25.4.18

Le nocciole e le origini dell'orzata (Giuseppe Mantovano)


Le nocciole nell'antichità ebbero un vasto impiego nel campo dolciario. Nel manuale attribuito ad Apicio vengono usate per un dolce a base di miele, vino puro, passito e ruta con pinoli, noci, spelta lessata, nocciole tostate e sminuzzate. Venivano chiamate anticamente pontiche, secondo Plinio perché provenienti dal Ponto o avellane forse perché la zona di migliore produzione in Italia era allora quella di Avella cittadina della Campania. All'esame della medicina antica, ripresa ancora in epoca rinascimentale, le nocciole facevano male allo stomaco, ma se pestate e bevute nell’acqua mielata guarivano la tosse vecchia, arrostite e mangiate con un poco di pepe maturavano i catarri, bruscate assieme ai gusci e tritate in polvere con grascia ovvero grasso d'orso facevano rinascere i capelli, eterno problema dell’uomo vanitoso. Dicevano alcuni che la cenere dei gusci applicata nella fronte dei fanciulli mischiata con olio avrebbe trasformato i loro occhi bigi in neri. Cosa avevano mai di colpevole gli occhi bigi? Forse perché assimilabili a quelli dei gatti spesso personificazione del maligno.
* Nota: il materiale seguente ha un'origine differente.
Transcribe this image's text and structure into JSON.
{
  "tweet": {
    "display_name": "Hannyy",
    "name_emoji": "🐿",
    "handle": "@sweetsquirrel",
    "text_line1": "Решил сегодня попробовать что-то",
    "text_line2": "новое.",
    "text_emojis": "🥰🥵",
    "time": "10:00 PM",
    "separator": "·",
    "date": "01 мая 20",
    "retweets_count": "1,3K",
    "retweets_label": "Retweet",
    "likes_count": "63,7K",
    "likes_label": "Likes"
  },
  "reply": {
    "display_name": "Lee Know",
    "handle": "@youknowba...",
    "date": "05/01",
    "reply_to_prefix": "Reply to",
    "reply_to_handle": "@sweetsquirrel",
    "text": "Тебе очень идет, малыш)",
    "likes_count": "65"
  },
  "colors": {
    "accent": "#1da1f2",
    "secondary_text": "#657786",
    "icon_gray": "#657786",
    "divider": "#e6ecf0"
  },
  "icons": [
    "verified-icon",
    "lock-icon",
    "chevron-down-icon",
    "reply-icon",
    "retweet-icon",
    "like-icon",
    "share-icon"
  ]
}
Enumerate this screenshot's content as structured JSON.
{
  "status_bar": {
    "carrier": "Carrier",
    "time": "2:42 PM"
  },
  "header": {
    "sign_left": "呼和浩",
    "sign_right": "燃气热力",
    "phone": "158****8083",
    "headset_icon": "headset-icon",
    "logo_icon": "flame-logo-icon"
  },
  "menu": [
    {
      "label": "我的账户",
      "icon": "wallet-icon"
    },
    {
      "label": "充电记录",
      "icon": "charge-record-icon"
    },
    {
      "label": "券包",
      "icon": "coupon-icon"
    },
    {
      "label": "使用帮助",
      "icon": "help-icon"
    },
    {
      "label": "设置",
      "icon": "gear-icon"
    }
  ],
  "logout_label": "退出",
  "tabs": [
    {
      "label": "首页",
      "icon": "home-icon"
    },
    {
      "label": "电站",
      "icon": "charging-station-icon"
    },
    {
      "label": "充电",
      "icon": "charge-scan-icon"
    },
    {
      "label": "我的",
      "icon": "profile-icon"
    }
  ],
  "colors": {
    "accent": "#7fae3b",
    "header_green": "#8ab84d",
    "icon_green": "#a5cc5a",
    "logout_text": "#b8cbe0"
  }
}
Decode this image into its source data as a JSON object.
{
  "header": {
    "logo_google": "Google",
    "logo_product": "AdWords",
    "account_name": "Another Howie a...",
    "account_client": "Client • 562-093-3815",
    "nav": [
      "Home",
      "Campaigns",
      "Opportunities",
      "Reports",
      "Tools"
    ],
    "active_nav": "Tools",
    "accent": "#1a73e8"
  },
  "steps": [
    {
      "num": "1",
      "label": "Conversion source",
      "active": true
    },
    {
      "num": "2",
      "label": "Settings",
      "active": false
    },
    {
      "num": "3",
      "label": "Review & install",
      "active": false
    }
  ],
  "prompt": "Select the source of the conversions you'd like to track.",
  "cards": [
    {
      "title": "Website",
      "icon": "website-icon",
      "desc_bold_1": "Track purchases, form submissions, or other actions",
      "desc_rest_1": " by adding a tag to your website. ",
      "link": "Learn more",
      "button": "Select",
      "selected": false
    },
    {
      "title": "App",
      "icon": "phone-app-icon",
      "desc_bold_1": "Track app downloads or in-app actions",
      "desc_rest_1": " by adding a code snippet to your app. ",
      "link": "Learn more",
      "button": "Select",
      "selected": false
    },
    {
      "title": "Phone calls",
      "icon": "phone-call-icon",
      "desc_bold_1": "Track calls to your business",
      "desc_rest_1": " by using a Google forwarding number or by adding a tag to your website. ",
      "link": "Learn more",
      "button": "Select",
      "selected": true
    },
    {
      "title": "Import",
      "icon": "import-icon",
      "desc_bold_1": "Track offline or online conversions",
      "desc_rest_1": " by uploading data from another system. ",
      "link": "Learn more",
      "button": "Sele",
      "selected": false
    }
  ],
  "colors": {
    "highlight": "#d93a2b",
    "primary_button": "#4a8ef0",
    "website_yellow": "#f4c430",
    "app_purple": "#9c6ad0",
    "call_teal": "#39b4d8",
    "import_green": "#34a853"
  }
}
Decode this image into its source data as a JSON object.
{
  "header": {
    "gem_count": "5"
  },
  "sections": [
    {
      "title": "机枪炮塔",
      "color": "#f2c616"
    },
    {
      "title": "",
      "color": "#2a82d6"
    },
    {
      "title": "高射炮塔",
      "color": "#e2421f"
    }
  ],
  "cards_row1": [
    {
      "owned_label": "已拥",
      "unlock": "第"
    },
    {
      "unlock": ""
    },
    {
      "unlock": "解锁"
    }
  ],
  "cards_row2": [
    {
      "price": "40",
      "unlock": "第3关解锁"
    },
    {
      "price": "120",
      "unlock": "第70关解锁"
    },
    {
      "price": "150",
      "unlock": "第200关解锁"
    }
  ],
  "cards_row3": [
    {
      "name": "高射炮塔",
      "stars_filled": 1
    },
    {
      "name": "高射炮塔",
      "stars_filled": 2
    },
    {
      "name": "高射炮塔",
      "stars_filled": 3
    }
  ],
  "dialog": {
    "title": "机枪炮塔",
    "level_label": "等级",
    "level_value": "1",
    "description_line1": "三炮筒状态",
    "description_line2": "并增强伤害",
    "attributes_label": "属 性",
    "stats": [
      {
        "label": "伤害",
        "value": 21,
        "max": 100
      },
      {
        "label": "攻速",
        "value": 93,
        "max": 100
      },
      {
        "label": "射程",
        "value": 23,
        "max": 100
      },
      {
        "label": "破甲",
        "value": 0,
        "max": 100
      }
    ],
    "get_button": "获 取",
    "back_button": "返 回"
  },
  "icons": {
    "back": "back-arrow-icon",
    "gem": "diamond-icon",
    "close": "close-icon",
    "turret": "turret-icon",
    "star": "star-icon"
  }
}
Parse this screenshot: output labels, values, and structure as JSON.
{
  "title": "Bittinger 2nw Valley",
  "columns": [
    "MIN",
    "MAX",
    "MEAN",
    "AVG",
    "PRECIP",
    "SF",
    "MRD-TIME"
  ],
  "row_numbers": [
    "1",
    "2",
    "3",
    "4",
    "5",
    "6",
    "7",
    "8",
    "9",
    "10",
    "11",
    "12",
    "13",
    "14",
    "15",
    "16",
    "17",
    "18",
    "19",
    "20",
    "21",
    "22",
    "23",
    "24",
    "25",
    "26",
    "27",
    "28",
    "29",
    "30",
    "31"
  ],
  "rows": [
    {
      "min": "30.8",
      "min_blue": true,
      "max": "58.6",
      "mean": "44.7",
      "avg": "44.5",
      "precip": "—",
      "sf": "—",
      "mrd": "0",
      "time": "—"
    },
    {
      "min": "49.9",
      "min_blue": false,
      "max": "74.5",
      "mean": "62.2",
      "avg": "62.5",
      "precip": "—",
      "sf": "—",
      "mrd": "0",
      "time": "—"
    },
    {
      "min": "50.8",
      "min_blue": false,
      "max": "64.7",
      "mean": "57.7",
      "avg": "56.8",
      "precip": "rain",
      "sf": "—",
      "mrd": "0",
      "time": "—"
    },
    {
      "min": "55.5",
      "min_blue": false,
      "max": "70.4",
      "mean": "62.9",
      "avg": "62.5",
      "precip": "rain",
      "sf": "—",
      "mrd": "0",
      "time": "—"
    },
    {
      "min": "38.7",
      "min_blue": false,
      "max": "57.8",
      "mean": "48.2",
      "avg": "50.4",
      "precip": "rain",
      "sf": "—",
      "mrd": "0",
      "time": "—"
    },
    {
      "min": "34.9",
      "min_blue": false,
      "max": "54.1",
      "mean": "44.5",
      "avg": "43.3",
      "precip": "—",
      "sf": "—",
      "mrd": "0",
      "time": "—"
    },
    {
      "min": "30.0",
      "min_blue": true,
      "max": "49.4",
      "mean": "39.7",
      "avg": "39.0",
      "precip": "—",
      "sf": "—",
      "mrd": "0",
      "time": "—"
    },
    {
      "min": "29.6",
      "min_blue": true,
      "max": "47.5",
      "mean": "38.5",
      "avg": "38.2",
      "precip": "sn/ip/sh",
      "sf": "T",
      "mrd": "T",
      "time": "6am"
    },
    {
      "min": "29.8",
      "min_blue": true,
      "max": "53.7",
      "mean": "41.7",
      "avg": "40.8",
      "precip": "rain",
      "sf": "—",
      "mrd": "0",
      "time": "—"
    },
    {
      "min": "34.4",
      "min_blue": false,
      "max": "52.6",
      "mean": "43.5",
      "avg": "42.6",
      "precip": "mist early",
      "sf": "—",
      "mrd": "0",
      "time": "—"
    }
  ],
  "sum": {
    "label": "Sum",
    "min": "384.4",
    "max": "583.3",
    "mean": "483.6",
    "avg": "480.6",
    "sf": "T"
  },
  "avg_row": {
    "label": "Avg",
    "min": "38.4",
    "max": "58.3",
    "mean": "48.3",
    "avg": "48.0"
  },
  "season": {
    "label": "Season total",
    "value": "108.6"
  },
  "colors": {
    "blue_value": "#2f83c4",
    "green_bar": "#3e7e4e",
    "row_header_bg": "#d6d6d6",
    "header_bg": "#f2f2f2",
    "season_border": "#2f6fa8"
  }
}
La nocciola assume sempre più importanza con la diffusione dello zucchero. Bartolomeo Platina nella seconda metà del Quattrocento ci ricorda che le nocciole, così come le mandorle, i pinoli, la cannella, i semi di coriandolo, messe a bagno nell'acqua pulita e poi immerse nello zucchero sciolto diventano confetti. E sono quei confetti che chiuderanno i grandi pranzi di corte sino a quando lo sviluppo della confettureria non darà alle nocciole un più ampio sviluppo. Fra i tanti impieghi delle nocciole l'anonimo autore settecentesco delle «Confetturiere Piemontesi», suggerisce quello per una fresca bevanda estiva: l'orzata. «Pestate ben fine tre once di nocciole già mondate con l'acqua calda e assieme tre once dei semi freddi, e di tanto in tanto bagnatele con alquanto d’acqua, acciò non si convertano in olio; e quando saranno ben peste stemperatele in un catino con una pinta d'acqua; poi passatele più volte per una tovaglia bagnata e quando saranno ben passate mettetevi tre once di zucchero col succo di mezzo cedro che mescolerete bene col detto succo delle nocciole e quando lo zucchero sarà liquefatto, passate ancora una volta l'orzata nella tovaglia, poi mettetela a rinfrescare».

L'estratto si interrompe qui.